Материнская любовь

Александр Февральский
Он не помнил, сколько прошло времени с той минуты, когда взрыв мины где-то под Ханкалой опрокинул его в темноту... Иногда, приходя в сознание, он слышал отдельные голоса, шум двигателей и понимал, что его куда-то везут. Он очнулся от тишины, нарушаемой каким-то мелодичным бульканьем: видимо, в крови ещё бродил наркоз, отчего тело казалось тяжёлым и чужим. На месте, где должна была находиться левая рука, хотя он и продолжал её чувствовать, таилась пугающая пустота. Чтобы прогнать темноту, он потянулся правой непослушной рукой к голове и тут же услышал тихий женский голос:
– Лежи, родненький, лежи.
– А почему так темно? – казалось, прошелестело из его непослушных сухих губ. – Ночь, что ли?
– День, – обронил тот же голос, – только здесь окна зашторены, и на глазах у тебя после операции повязка.
«Глаза тоже задело», – тоскливо проползло в голове.
– А что с левой рукой? – боясь услышать ответ, выдавил он.
– С рукой… – женщина на мгновение запнулась, – всё будет хорошо.
– Значит, её нет, – трезво оценил он.
В ночь на всё пространство перед госпиталем выпал первый прочный снег. А под утро подморозило.

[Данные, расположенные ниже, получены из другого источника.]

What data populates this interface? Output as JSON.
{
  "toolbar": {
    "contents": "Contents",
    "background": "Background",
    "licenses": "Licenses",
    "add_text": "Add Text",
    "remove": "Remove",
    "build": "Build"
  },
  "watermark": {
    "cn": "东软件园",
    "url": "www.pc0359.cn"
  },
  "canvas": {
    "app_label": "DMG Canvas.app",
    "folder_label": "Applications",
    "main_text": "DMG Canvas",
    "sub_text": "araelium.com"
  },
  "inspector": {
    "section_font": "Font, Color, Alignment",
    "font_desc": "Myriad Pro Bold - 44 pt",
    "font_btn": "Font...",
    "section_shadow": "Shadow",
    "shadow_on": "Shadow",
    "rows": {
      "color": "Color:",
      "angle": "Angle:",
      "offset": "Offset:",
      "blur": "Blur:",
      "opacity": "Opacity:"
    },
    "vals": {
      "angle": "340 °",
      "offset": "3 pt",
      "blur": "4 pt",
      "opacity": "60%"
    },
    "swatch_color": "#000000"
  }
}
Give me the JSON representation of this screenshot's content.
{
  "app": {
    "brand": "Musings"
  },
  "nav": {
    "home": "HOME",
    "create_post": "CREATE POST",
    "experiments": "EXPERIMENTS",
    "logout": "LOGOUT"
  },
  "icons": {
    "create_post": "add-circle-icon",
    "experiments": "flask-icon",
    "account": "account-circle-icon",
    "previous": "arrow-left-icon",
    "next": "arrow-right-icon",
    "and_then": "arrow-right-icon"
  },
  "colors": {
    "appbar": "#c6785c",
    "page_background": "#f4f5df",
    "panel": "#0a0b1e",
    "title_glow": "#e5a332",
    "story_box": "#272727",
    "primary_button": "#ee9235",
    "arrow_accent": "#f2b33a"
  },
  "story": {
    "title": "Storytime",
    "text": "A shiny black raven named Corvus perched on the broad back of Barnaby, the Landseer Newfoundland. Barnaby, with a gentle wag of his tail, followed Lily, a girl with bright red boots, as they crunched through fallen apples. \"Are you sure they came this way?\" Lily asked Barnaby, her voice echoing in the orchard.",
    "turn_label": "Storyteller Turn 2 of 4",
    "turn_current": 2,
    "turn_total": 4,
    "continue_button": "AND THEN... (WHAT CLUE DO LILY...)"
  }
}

В палате, куда его перевели и где он теперь лежал постоянно, было свежо. Поддувало из щелей рассохшейся рамы. Сегодня он лежал притихший и сосредоточенный, знал, что приедет мать. Слёзы были где-то рядом. Верно, оттого что представлял, как запричитает мать тонким голосом от безысходности, срываясь на визг. И если приедет отец, то будет её успокаивать, глухо покашливая то ли от смущения, то ли от того, что никак не может отыскать нужные слова.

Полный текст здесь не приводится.